4.1 Support student participation
Identify strategies to support inclusive student participation and engagement in classroom activities.
4.2 Manage classroom activities
Demonstrate the capacity to organise classroom activities and provide clear directions.
4.3 Manage challenging behaviour
Demonstrate knowledge of practical approaches to manage challenging behaviour.
On a two-week preservice teacher placement at a low socioeconomic primary school, I was with a year 5 class of 19 students. This class had seven students diagnosed with ADHD, and three with an additional diagnosis of Autism. Many students were reluctant to engage in mathematics as they found it too hard, intimidating or lacked confidence. The school implemented a whole-school approach to behaviour with weekly SEL lessons using the Zones of Regulation framework to encourage students to be responsible for their emotions and actions, and a PBL framework that supported students to engage in activities through intrinsic motivation and whole-school support. I taught a series of mathematics lessons focusing on recognising and representing fractions as diagrams and on number lines.

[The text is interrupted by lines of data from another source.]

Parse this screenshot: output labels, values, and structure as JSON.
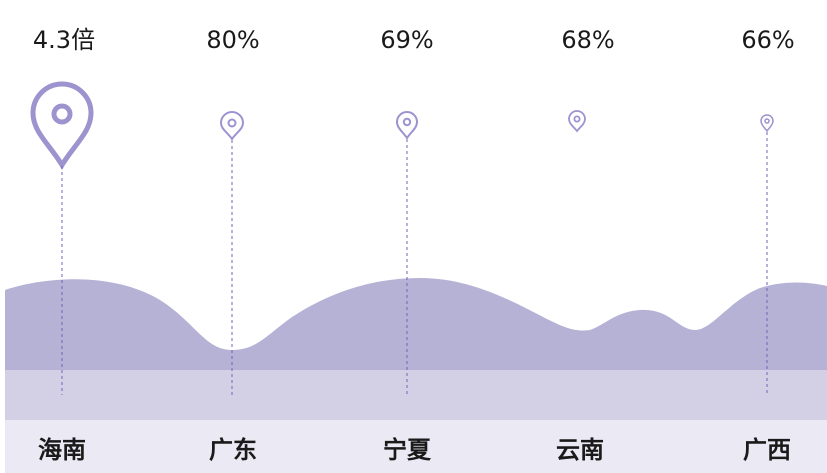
{
  "items": [
    {
      "value": "4.3倍",
      "name": "海南"
    },
    {
      "value": "80%",
      "name": "广东"
    },
    {
      "value": "69%",
      "name": "宁夏"
    },
    {
      "value": "68%",
      "name": "云南"
    },
    {
      "value": "66%",
      "name": "广西"
    }
  ]
}
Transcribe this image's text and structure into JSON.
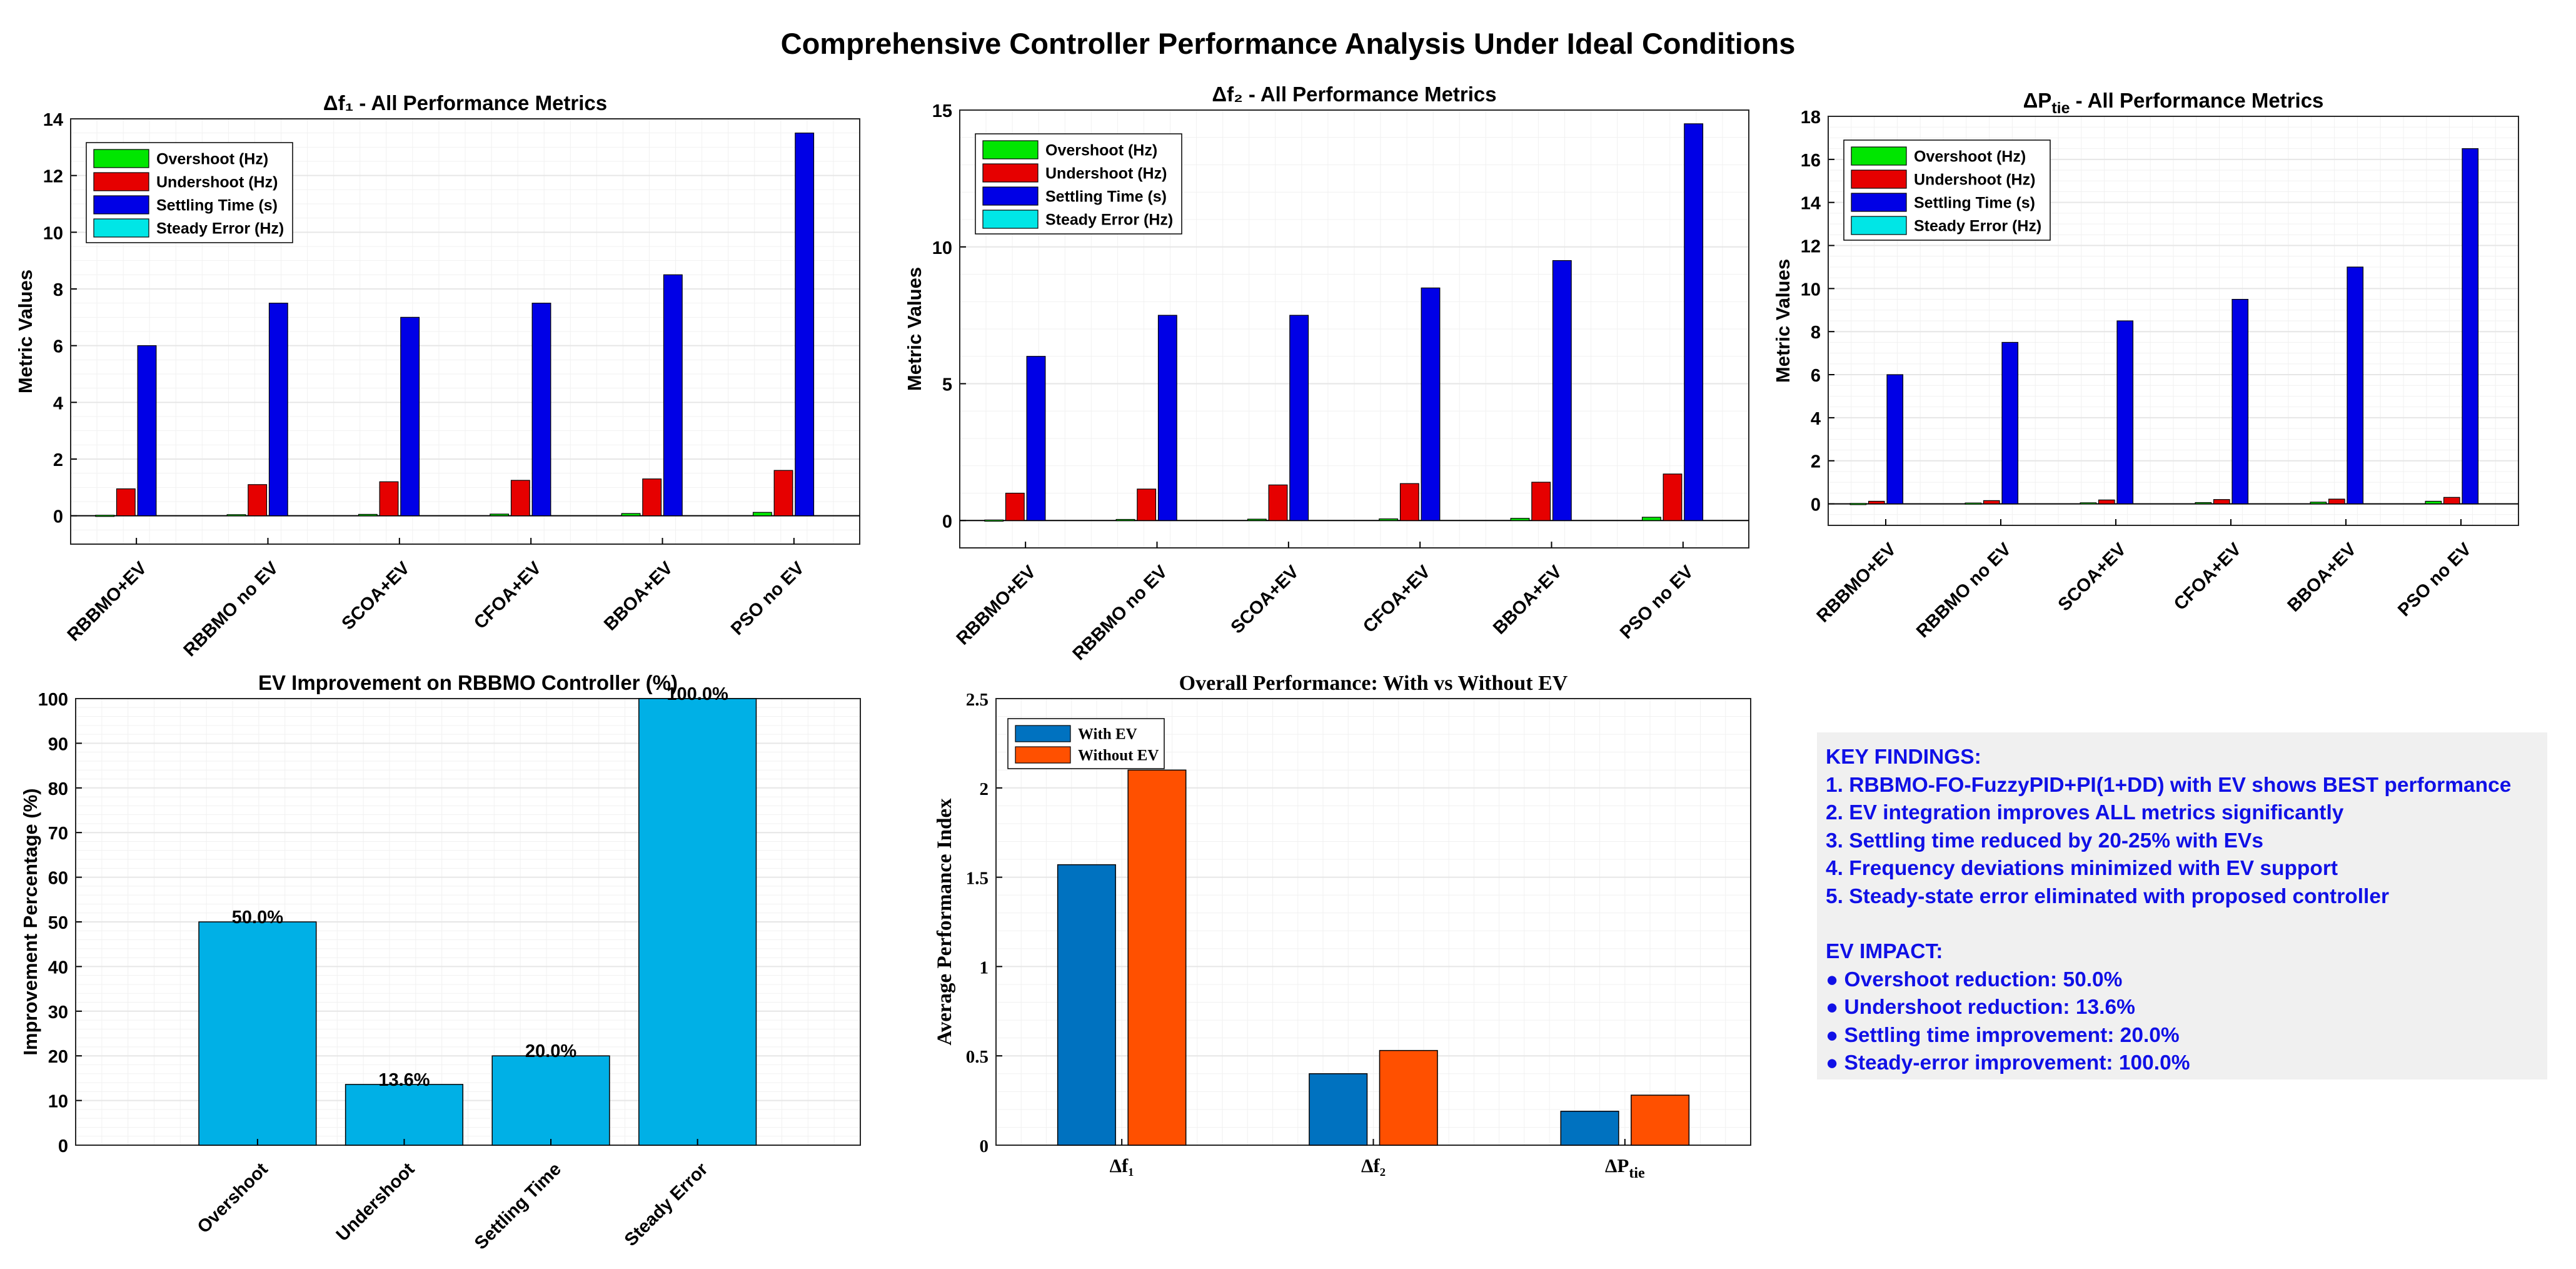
{
  "figure_title": "Comprehensive Controller Performance Analysis Under Ideal Conditions",
  "chart_data": [
    {
      "type": "bar",
      "title": "Δf₁ - All Performance Metrics",
      "ylabel": "Metric Values",
      "xlabel": "",
      "ylim": [
        -1,
        14
      ],
      "yticks": [
        0,
        2,
        4,
        6,
        8,
        10,
        12,
        14
      ],
      "grid": true,
      "legend_position": "top-left",
      "categories": [
        "RBBMO+EV",
        "RBBMO no EV",
        "SCOA+EV",
        "CFOA+EV",
        "BBOA+EV",
        "PSO no EV"
      ],
      "series": [
        {
          "name": "Overshoot (Hz)",
          "color": "#00e600",
          "values": [
            0.02,
            0.04,
            0.05,
            0.06,
            0.08,
            0.12
          ]
        },
        {
          "name": "Undershoot (Hz)",
          "color": "#e60000",
          "values": [
            0.95,
            1.1,
            1.2,
            1.25,
            1.3,
            1.6
          ]
        },
        {
          "name": "Settling Time (s)",
          "color": "#0000e6",
          "values": [
            6,
            7.5,
            7,
            7.5,
            8.5,
            13.5
          ]
        },
        {
          "name": "Steady Error (Hz)",
          "color": "#00e6e6",
          "values": [
            0,
            0,
            0,
            0,
            0,
            0
          ]
        }
      ]
    },
    {
      "type": "bar",
      "title": "Δf₂ - All Performance Metrics",
      "ylabel": "Metric Values",
      "xlabel": "",
      "ylim": [
        -1,
        15
      ],
      "yticks": [
        0,
        5,
        10,
        15
      ],
      "grid": true,
      "legend_position": "top-left",
      "categories": [
        "RBBMO+EV",
        "RBBMO no EV",
        "SCOA+EV",
        "CFOA+EV",
        "BBOA+EV",
        "PSO no EV"
      ],
      "series": [
        {
          "name": "Overshoot (Hz)",
          "color": "#00e600",
          "values": [
            0.02,
            0.04,
            0.05,
            0.06,
            0.08,
            0.12
          ]
        },
        {
          "name": "Undershoot (Hz)",
          "color": "#e60000",
          "values": [
            1,
            1.15,
            1.3,
            1.35,
            1.4,
            1.7
          ]
        },
        {
          "name": "Settling Time (s)",
          "color": "#0000e6",
          "values": [
            6,
            7.5,
            7.5,
            8.5,
            9.5,
            14.5
          ]
        },
        {
          "name": "Steady Error (Hz)",
          "color": "#00e6e6",
          "values": [
            0,
            0,
            0,
            0,
            0,
            0
          ]
        }
      ]
    },
    {
      "type": "bar",
      "title_main": "ΔP",
      "title_sub": "tie",
      "title_rest": " - All Performance Metrics",
      "ylabel": "Metric Values",
      "xlabel": "",
      "ylim": [
        -1,
        18
      ],
      "yticks": [
        0,
        2,
        4,
        6,
        8,
        10,
        12,
        14,
        16,
        18
      ],
      "grid": true,
      "legend_position": "top-left",
      "categories": [
        "RBBMO+EV",
        "RBBMO no EV",
        "SCOA+EV",
        "CFOA+EV",
        "BBOA+EV",
        "PSO no EV"
      ],
      "series": [
        {
          "name": "Overshoot (Hz)",
          "color": "#00e600",
          "values": [
            0.02,
            0.04,
            0.05,
            0.06,
            0.08,
            0.12
          ]
        },
        {
          "name": "Undershoot (Hz)",
          "color": "#e60000",
          "values": [
            0.12,
            0.15,
            0.18,
            0.2,
            0.22,
            0.3
          ]
        },
        {
          "name": "Settling Time (s)",
          "color": "#0000e6",
          "values": [
            6,
            7.5,
            8.5,
            9.5,
            11,
            16.5
          ]
        },
        {
          "name": "Steady Error (Hz)",
          "color": "#00e6e6",
          "values": [
            0,
            0,
            0,
            0,
            0,
            0
          ]
        }
      ]
    },
    {
      "type": "bar",
      "title": "EV Improvement on RBBMO Controller (%)",
      "ylabel": "Improvement Percentage (%)",
      "xlabel": "",
      "ylim": [
        0,
        100
      ],
      "yticks": [
        0,
        10,
        20,
        30,
        40,
        50,
        60,
        70,
        80,
        90,
        100
      ],
      "grid": true,
      "categories": [
        "Overshoot",
        "Undershoot",
        "Settling Time",
        "Steady Error"
      ],
      "values": [
        50.0,
        13.6,
        20.0,
        100.0
      ],
      "data_labels": [
        "50.0%",
        "13.6%",
        "20.0%",
        "100.0%"
      ],
      "color": "#00b0e6"
    },
    {
      "type": "bar",
      "title": "Overall Performance: With vs Without EV",
      "ylabel": "Average Performance Index",
      "xlabel": "",
      "ylim": [
        0,
        2.5
      ],
      "yticks": [
        0,
        0.5,
        1,
        1.5,
        2,
        2.5
      ],
      "ytick_labels": [
        "0",
        "0.5",
        "1",
        "1.5",
        "2",
        "2.5"
      ],
      "grid": true,
      "legend_position": "top-left",
      "categories": [
        "Δf₁",
        "Δf₂",
        "ΔP"
      ],
      "category_subscripts": [
        "",
        "",
        "tie"
      ],
      "series": [
        {
          "name": "With EV",
          "color": "#0072c0",
          "values": [
            1.57,
            0.4,
            0.19
          ]
        },
        {
          "name": "Without EV",
          "color": "#ff5000",
          "values": [
            2.1,
            0.53,
            0.28
          ]
        }
      ]
    }
  ],
  "findings": {
    "heading": "KEY FINDINGS:",
    "items": [
      "1. RBBMO-FO-FuzzyPID+PI(1+DD) with EV shows BEST performance",
      "2. EV integration improves ALL metrics significantly",
      "3. Settling time reduced by 20-25% with EVs",
      "4. Frequency deviations minimized with EV support",
      "5. Steady-state error eliminated with proposed controller"
    ],
    "impact_heading": "EV IMPACT:",
    "impact_items": [
      "● Overshoot reduction: 50.0%",
      "● Undershoot reduction: 13.6%",
      "● Settling time improvement: 20.0%",
      "● Steady-error improvement: 100.0%"
    ]
  }
}
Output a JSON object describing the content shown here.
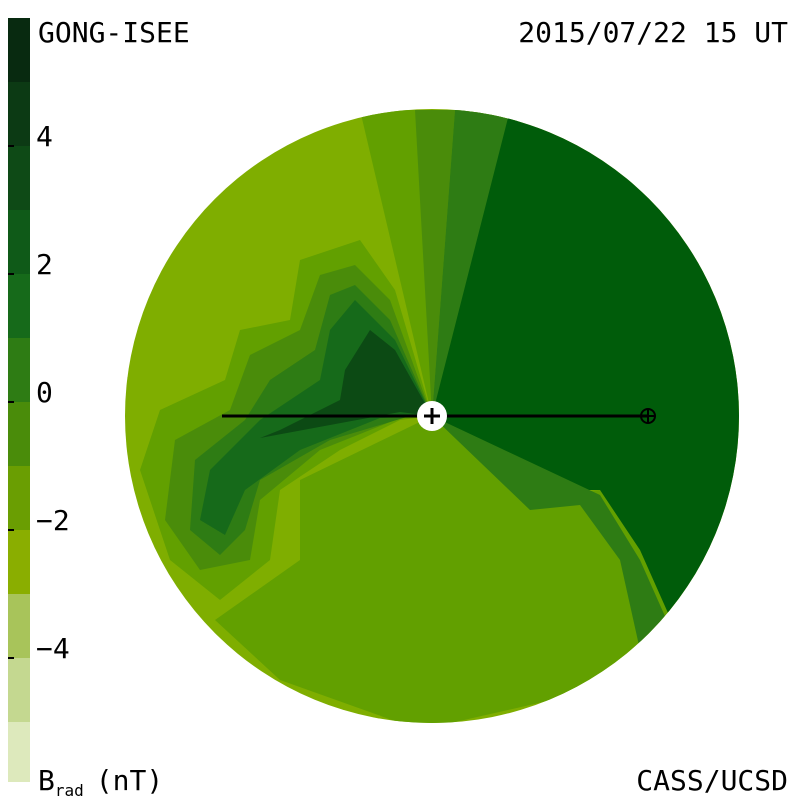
{
  "header": {
    "left": "GONG-ISEE",
    "right": "2015/07/22 15 UT"
  },
  "colorbar": {
    "ticks": [
      "4",
      "2",
      "0",
      "−2",
      "−4"
    ],
    "label": "B",
    "label_sub": "rad",
    "unit": "(nT)"
  },
  "footer": {
    "right": "CASS/UCSD"
  }
}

I chose to teach explicitly with a whole class, GRR method as that was familiar to the students. I used PowerPoint for clear visuals to engage students and help them make concept connections using visual representation (4.1) (Larkin, 2016). My slides always began with clear classroom expectations as a reminder to students and to encourage me to hold boundaries and follow through with consequences (Artefact 6) (4.2 and 4.3). The use of the IWB also allowed me to establish a position in the classroom to easily see who was tracking me and give frequent praise to reinforce positive behaviour (Marzano, 2003) (4.2). I regularly used SHELL as an attention grabber throughout the lesson when students required redirection (Lemov, 2010) (4.1, 4.2 and 4.3). Learning intentions, success criteria, and fist-to-five were always displayed at the beginning of the lesson and reflected upon throughout and upon conclusion to ensure learning was on track and gauge student understanding (Lemov, 2010) (4.1, 4.2 and 4.3) (Artefact 6). Regular check-ins held students accountable for their learning and ensured they were engaged, participating, and supported which managed behaviour as students felt safe and supported working in the zone of proximal development (Artefact 7) (Stronge, 2018). This informal formative assessment enabled learning to be differentiated as some students were assigned more or less difficult problems to provide an appropriate level of challenge to all students (William, 2011). When there were instances of students not engaging in the work, I considered the cause or the function behind the behaviour by asking myself if the student was trying to access or avoid attention, a tangible object, or a sensory need (Crone et al., 2015) (4.1, 4.2 and 4.3). This ensured that I was not taking the behaviour personally, and I was calm and able to help the student overcome their challenge. Sometimes this meant the work was too difficult and they needed support, or they needed a movement break or calm down time to self-regulate.
The result of these classroom and behaviour management strategies ensured a calm and positive learning environment for all students to successfully engage and participate in learning.
References:
Crone, D., Hawken, L., & Horner, R. (2015). Building positive behaviour support systems in schools: functional behavioural assessment (2nd ed.). Guilford Press.
Larkin, K. (2016). Mathematics education and manipulatives: which, when, how. Australian Primary Mathematics, 21(1), 12-17.
Lemov, D. (2010). Teach like a champion: 49 techniques that put students on the path to college (1st ed.). Jossey-Bass.
Marzano, R. (2003). What works in schools: translating research into action. Association for Supervision & Curriculum Development.
Stronge, J. (2018). Qualities of effective teachers (3rd ed.). Association for Supervision & Curriculum Development.
William, D. (2011). Embedded formative assessment. Solution Tree Press.